No, GPU direct communication is not supported with MPI. <=== good, not a fan of MPI not fully understanding the benefit - if any - to or with cuda.

If you want to evaluate the experimental direct communication / NVLink support, you should: <=== Will take a deep breath for this…. but

  • configure a standard thread-MPI build with CUDA (note, not MPI!) <== . no specific setting needed ?
  • set the GMX_GPU_PME_PP_COMMS and GMX_GPU_DD_COMMS environment variables to enable the direct communication path. <=== add these to GMXRC ? Do I need to set these to a value
  • As a result, when you run gmx mdrun you should see a message in the log about peer access between GPUs; e.g. for a 4-GPU machine this is how the message will look like:
Note: Peer access enabled between the following GPU pairs in the node:
 0->1 0->2 0->3 1->0 1->2 1->3 2->0 2->1 2->3 3->0 3->1 3->2 

I’ll let you know how it turns out. I can tell you now that the simple installation of an nvlink does not negatively affect performance
Best,
Paul

A new thread is probably appropriate but to wind this one up:

Hardware: Nvidia Titan RTX nvlink HB Bridge 4-slot, 2-x MSI RTX 2080Ti, AMD 2990
Standard build (described in the earlier posts of this thread - no MPI ) and the suggested environmental variables the run recognized the nvlink but failed when DLB was invoked.

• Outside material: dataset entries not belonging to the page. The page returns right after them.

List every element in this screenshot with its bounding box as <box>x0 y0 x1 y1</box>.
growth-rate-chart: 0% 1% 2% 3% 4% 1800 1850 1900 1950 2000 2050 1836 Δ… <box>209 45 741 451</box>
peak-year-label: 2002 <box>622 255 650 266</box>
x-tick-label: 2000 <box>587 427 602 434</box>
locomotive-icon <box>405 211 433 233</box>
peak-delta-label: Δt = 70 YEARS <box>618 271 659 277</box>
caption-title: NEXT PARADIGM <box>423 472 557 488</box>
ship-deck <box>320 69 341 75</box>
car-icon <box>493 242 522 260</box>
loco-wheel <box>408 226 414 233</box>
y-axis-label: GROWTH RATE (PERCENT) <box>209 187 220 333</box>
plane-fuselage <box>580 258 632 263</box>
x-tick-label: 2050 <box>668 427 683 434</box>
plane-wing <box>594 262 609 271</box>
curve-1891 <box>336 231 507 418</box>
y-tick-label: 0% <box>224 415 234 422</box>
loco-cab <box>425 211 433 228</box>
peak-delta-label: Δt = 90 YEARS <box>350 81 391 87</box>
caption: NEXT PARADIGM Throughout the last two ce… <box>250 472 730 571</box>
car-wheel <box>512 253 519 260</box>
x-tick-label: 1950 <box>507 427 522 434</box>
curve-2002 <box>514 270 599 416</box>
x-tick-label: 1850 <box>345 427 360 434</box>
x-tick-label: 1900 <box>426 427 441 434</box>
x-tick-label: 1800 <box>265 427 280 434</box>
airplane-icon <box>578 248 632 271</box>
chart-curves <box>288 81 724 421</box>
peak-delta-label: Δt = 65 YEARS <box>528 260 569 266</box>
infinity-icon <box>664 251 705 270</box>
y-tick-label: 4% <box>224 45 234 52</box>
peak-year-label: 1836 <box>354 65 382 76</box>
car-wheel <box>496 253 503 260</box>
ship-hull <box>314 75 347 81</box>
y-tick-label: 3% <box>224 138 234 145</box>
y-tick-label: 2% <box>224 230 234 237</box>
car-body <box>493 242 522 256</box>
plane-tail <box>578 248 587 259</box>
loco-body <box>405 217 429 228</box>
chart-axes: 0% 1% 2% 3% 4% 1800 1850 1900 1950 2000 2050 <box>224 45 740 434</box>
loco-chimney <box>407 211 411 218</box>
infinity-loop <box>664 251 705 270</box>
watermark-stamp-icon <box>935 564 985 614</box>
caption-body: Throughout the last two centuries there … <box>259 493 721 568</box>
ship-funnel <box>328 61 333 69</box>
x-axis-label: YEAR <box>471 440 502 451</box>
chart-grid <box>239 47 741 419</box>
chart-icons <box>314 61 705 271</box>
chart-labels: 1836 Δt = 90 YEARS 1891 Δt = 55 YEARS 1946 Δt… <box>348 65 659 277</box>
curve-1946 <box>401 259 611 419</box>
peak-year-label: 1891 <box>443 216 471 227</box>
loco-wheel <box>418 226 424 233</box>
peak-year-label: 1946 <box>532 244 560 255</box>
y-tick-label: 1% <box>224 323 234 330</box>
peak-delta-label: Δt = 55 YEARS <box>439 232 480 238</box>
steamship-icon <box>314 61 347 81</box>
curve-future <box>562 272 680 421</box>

Command line: gmx mdrun -deffnm pdms.nvt -nb gpu -pme gpu -ntomp 4 -ntmpi 16 -npme 1 -nsteps 100000
Reading file pdms.nvt.tpr, VERSION 2020.4 (single precision)
Enabling GPU buffer operations required by GMX_GPU_DD_COMMS (equivalent with GMX_USE_GPU_BUFFER_OPS=1).

This run uses the ‘GPU halo exchange’ feature, enabled by the GMX_GPU_DD_COMMS environment variable.

This run uses the ‘GPU PME-PP communications’ feature, enabled by the GMX_GPU_PME_PP_COMMS environment variable.

Overriding nsteps with value passed on the command line: 100000 steps, 100 ps
Changing nstlist from 10 to 100, rlist from 1 to 1
On host TR1 2 GPUs selected for this run.
Mapping of GPU IDs to the 16 GPU tasks in the 16 ranks on this node:
PP:0,PP:0,PP:0,PP:0,PP:0,PP:0,PP:0,PP:0,PP:1,PP:1,PP:1,PP:1,PP:1,PP:1,PP:1,PME:1
PP tasks will do (non-perturbed) short-ranged interactions on the GPU
PP task will update and constrain coordinates on the CPU
PME tasks will do all aspects on the GPU
Using 16 MPI threads
Using 4 OpenMP threads per tMPI thread

NOTE: This run uses the ‘GPU halo exchange’ feature, enabled by the GMX_GPU_DD_COMMS environment variable.
NOTE: DLB will not turn on during the first phase of PME tuning
starting mdrun ‘PDMS’
100000 steps, 100.0 ps.

NOTE: DLB can now turn on, when beneficial

GPU’s stopped , run hung at this point. no mention of GPU halo exchange feature in the log file. Opening a new terminal does not invoke the environmental features - a new run starts and runs normally . I’ll report any changes in a new thread.

pb

You are using experimental GPU code which we know contains some issues. We do not plan to fix these in the 2020 release (we should probably disable them). But the 2021 release will have more solid support for these features.

I was forewarned that the code was experimental and thought it would not hurt too much to try. I wasn’t asking for or anticipating help but simply reporting the results for a particular system. Consider it a mini-beta test. Looking forward to 2021….
pb

Your feedback is appreciated. I just wanted to warn that one (unfortunately) can expect issues with experimental features.